- A Direção-Geral da Saúde elevou o Nível 2 – Laranja do Plano Nacional de Preparação e Resposta Sazonal em Saúde, devido às altas temperaturas no território continental.
- A ativação significa risco elevado, reforça a coordenação entre entidades, a monitorização da situação e a capacidade de resposta, com mobilização de recursos adicionais quando necessário.
- O Plano prevê quatro níveis de risco: verde (preparação), amarelo (vigilância reforçada), laranja (resposta reforçada) e vermelho (emergência); podem ser adotadas medidas como adiamento de atividades não urgentes.
- Previsões apontam temperaturas máximas entre 30°C e 42°C no Norte e Centro e entre 33°C e 43°C no Sul, com mínimas acima de 20°C; o Instituto Português do Mar e da Atmosfera alerta tempo quente vermelho na maioria dos distritos.
- O índice ÍCARO (Instituto Nacional de Saúde Doutor Ricardo Jorge) prevê aumento da mortalidade associada ao calor; a avaliação de risco local é feita pela autoridade de saúde correspondente, com monitorização permanente pelo INSA, pelo Serviço Nacional de Saúde e pelo IPMA.
A Direção-Geral da Saúde (DGS) elevou hoje o Nível 2 – Laranja do Plano Nacional de Preparação e Resposta Sazonal em Saúde, devido às temperaturas elevadas. A medida aplica-se a todo o território continental. O objetivo é reforçar a coordenação, monitorização e capacidade de resposta dos serviços de saúde.
A DGS afirmou, por determinação da Autoridade de Saúde Nacional, que a elevação para Laranja implica um risco elevado para a população e permite a mobilização rápida de recursos adicionais quando necessário.
Os quatro níveis do plano vão do verde (preparação) ao vermelho (emergência). Com o Laranja, podem ser adotadas medidas extraordinárias de gestão da resposta assistencial, incluindo o adiamento de atividades programadas não urgentes, quando clinicamente adequado.
Contexto meteorológico
O IPMA prevê agravamento das condições climáticas com temperaturas muito altas. As máximas podem chegar a 30–42°C no Norte e Centro e 33–43°C no Sul. As mínimas devem manter-se acima de 20°C em grande parte do território.

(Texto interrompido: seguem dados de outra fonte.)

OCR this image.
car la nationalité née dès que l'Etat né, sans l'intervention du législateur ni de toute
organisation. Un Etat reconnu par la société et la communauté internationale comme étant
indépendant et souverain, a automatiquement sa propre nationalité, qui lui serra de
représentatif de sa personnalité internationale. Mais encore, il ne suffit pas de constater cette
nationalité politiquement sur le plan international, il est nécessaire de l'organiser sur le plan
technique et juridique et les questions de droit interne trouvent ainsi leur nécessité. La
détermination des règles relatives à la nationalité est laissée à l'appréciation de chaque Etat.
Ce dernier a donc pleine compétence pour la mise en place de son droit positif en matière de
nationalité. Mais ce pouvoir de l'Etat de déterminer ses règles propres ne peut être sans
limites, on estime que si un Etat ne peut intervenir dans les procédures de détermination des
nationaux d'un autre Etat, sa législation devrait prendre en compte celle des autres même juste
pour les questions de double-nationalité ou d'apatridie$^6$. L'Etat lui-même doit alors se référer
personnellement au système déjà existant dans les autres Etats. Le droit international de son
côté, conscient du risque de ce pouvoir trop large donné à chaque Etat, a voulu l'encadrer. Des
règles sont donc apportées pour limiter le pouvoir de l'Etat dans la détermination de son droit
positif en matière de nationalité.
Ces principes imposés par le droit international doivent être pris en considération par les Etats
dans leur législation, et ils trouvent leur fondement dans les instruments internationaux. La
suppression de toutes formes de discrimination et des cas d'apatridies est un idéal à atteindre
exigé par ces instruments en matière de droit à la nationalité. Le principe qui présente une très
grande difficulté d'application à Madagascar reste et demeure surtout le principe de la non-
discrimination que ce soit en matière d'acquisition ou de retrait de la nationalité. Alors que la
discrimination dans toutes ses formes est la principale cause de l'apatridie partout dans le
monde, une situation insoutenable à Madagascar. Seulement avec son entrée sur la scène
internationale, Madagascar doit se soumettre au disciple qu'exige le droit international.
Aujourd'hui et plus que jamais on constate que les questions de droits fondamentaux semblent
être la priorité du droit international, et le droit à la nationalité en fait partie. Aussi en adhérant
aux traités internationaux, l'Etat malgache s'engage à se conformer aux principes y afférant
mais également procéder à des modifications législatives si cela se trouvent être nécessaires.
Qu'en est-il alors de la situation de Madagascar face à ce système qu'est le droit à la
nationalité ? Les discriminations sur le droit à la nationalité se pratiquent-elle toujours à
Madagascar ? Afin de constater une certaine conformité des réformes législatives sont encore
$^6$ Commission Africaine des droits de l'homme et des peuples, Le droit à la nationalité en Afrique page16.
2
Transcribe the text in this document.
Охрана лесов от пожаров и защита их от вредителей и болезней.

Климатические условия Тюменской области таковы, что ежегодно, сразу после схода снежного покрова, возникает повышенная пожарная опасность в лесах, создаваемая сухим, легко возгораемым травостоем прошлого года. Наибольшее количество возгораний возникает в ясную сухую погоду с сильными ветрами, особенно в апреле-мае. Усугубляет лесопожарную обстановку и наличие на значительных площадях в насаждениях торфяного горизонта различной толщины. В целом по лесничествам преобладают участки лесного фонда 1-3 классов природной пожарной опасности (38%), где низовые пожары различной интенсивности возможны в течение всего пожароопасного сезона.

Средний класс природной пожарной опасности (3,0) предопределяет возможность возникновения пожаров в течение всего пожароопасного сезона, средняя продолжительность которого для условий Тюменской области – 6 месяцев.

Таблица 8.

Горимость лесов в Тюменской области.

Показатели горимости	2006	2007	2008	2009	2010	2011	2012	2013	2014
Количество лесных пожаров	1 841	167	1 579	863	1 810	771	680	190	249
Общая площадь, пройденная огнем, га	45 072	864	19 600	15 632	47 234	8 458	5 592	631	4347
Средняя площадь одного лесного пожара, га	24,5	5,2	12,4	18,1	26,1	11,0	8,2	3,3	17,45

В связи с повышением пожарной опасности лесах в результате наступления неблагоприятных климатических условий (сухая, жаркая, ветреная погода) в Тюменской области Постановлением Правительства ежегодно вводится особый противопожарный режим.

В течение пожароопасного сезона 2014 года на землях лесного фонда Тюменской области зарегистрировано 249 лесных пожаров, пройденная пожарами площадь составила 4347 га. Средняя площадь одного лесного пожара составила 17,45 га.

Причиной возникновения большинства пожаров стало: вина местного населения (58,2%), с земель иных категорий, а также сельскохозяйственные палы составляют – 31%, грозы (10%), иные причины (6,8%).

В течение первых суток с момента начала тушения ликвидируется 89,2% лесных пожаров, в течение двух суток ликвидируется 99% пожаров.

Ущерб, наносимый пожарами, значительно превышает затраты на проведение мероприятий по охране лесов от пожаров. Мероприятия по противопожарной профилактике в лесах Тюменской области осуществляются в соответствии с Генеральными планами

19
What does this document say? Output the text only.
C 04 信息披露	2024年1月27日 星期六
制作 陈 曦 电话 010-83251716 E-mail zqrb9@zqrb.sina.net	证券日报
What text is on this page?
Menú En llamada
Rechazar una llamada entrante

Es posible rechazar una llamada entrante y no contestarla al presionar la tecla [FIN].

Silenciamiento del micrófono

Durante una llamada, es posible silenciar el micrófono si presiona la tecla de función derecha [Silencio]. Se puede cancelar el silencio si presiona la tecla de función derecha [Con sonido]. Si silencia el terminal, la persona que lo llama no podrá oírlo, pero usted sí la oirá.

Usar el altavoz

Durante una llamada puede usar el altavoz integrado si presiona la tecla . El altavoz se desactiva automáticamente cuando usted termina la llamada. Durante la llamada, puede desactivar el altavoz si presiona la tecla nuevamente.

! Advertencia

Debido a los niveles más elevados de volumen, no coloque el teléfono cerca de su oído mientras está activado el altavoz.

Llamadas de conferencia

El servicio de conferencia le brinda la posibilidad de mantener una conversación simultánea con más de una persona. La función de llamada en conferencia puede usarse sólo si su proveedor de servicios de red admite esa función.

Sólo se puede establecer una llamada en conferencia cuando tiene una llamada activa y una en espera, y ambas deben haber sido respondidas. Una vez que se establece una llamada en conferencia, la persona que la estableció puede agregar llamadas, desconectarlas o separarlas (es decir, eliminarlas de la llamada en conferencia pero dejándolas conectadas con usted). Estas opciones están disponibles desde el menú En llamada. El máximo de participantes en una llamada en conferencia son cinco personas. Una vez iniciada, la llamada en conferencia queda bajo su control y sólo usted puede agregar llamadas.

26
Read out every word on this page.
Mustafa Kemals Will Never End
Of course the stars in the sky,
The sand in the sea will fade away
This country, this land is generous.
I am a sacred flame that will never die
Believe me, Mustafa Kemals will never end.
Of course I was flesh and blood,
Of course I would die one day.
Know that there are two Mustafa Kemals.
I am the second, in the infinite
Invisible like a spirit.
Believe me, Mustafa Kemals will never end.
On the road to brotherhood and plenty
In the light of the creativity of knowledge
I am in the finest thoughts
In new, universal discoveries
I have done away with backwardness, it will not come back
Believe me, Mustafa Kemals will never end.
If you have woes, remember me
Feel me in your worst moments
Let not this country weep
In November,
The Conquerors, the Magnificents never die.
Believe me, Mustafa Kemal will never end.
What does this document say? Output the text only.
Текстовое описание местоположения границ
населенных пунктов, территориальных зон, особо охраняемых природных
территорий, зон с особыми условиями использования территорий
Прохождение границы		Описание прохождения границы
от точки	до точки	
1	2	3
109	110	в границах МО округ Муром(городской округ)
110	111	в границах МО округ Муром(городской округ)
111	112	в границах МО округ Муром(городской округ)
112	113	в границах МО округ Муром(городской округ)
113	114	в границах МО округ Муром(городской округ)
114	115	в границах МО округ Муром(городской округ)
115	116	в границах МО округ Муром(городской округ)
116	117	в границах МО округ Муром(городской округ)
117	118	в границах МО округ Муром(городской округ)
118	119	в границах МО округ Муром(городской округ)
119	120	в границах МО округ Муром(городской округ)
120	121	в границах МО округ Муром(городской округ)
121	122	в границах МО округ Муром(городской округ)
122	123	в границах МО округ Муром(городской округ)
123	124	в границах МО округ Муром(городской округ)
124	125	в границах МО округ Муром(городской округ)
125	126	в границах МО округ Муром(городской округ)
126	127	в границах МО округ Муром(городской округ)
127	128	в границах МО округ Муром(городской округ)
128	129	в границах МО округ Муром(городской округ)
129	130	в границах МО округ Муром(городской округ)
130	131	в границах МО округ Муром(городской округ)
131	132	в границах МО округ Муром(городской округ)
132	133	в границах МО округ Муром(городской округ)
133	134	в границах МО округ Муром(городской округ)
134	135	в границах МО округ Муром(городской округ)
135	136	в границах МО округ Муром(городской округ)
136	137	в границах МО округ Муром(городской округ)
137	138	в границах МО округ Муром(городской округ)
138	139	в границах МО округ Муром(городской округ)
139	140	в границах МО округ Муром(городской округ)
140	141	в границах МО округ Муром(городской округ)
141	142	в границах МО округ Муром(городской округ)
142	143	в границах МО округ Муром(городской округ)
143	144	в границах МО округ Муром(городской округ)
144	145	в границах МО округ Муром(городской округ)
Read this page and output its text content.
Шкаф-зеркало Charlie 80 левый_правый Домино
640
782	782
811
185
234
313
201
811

Segundo o INSA, o índice ÍCARO indica aumento da mortalidade associada ao calor, tanto na população em geral como nos idosos, com perspetiva de agravamento nos próximos dias.
Coordenação e monitorização
A DGS, em articulação com o INSA, a Direção Executiva do SNS e o IPMA, acompanha a evolução da situação e procede a reavaliações quando necessário. A avaliação de risco local fica a cargo das autoridades de saúde territorialmente competentes.
Medidas de proteção e recomendações
A população deve manter hidratação regular e procurar ambientes frescos, evitar o calor solar durante as horas mais quentes e reduzir atividades físicas intensas. Atenção especial para crianças, idosos e pessoas com doença crónica.